Today’s Leetcode July Challenge puts a minor twist on a classic traversal algorithm. The problem gives us a binary tree and asks us to return a zigzag level order traversal of the tree. A zigzag traversal is defined by alternating the traversal from left to right and right to left from one level to the next, where the root node is considered left to right. Here’s an example of what that looks like:

Input:

graph TD; 1((1))---2((2)) 1((1))---3((3)) 2((2))---4((4)) 2((2))---5((5)) 3((3))---6((6)) 3((3))---7((7))
Output: [[1],[3,2],[4,5,6,7]]

This only requires a slight modification to my typical level-order traversal algorithm. The typical algorithm uses a queue to store the nodes of a given level and a counter to pop off only the elements belonging to the current level on each iteration. There are a couple of ways to achieve the zigzag pattern. The easiest method is just to reverse any right to left levels after building them in the typical left to right fashion. We can make a slight improvement by building each level in place, in its final order. There aren’t any particular edge cases worth mentioning apart from an empty tree. The two general cases are a full tree and a sparse tree.

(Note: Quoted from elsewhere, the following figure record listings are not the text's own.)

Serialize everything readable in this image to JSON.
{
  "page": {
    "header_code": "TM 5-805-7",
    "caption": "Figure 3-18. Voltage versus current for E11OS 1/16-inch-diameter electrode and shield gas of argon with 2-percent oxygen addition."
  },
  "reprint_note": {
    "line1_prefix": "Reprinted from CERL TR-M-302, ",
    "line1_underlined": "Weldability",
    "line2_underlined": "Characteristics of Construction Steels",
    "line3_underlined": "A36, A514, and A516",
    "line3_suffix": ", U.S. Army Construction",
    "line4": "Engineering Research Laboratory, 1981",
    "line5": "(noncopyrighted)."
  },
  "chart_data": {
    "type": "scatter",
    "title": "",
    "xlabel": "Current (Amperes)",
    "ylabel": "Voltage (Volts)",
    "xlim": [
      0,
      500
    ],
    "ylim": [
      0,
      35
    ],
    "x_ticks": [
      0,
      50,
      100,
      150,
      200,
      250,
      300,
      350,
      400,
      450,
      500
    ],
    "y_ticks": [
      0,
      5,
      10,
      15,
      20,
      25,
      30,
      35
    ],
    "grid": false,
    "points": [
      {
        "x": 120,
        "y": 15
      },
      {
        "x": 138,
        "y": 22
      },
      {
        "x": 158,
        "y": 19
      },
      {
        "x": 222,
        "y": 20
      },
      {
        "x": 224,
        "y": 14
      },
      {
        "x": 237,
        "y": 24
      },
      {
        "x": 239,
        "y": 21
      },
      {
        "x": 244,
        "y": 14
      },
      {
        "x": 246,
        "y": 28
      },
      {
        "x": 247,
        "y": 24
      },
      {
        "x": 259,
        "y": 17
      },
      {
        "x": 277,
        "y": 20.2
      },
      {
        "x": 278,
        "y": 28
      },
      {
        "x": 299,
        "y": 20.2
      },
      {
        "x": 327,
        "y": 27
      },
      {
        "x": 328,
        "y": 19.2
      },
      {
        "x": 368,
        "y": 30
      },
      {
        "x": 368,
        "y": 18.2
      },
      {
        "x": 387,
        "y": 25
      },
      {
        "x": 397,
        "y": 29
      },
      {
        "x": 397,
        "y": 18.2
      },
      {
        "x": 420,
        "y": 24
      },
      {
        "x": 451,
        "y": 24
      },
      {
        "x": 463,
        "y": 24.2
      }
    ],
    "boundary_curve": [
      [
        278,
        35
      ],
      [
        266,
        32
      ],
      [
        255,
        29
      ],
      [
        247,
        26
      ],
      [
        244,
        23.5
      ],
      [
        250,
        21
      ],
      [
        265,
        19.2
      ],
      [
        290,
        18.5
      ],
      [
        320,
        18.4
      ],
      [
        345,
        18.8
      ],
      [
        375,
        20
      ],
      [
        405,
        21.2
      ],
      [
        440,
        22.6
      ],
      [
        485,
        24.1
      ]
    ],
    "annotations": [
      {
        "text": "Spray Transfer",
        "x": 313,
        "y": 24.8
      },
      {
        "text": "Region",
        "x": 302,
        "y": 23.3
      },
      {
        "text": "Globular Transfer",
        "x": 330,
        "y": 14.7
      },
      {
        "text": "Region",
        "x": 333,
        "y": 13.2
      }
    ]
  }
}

Here’s the first approach where we just reverse the level after building it left to right:

vector<vector<int>> zigzagLevelOrder(TreeNode* root) {
   if(!root) return {};
   vector<vector<int>> zigzag;
   queue<TreeNode*> q;
   q.push(root);
   bool zig = true;
   
   while(!q.empty()) {
	  int length = q.size();
	  vector<int> level;
	  for(int i=0;i<length;i++) {
		 TreeNode* tmp = q.front();
		 q.pop();
		 level.push_back(tmp->val);
		 if(tmp->left) q.push(tmp->left);
		 if(tmp->right) q.push(tmp->right);
	  }
	  if(!zig) reverse(level.begin(), level.end());
	  zigzag.push_back(level);
	  zig = !zig;
   }
   return zigzag;
}

and a slight variation where we build the level in place:

vector<vector<int>> zigzagLevelOrder(TreeNode* root) {
   if(!root) return {};
   vector<vector<int>> zigzag;
   queue<TreeNode*> q;
   q.push(root);
   bool zig = true;
   
   while(!q.empty()) {
	  int length = q.size();
	  vector<int> level(length,0);
	  for(int i=0;i<length;i++) {
		 TreeNode* tmp = q.front();
		 q.pop();
		 
		 level[zig?i:length-i-1] = tmp->val;
		 if(tmp->left) q.push(tmp->left);
		 if(tmp->right) q.push(tmp->right);
	  }
	  zigzag.push_back(level);
	  zig = !zig;
   }
   return zigzag;
}

So, that’s a little twist on a basic problem. Both algorithms have an asymptotic runtime complexity of O(n) and use O(n) memory, as a full binary tree will have N/2 nodes at the bottom/leaf level. For a challenge, you can try implementing the algorithm as a depth-first search in order to reduce the space complexity O(log n).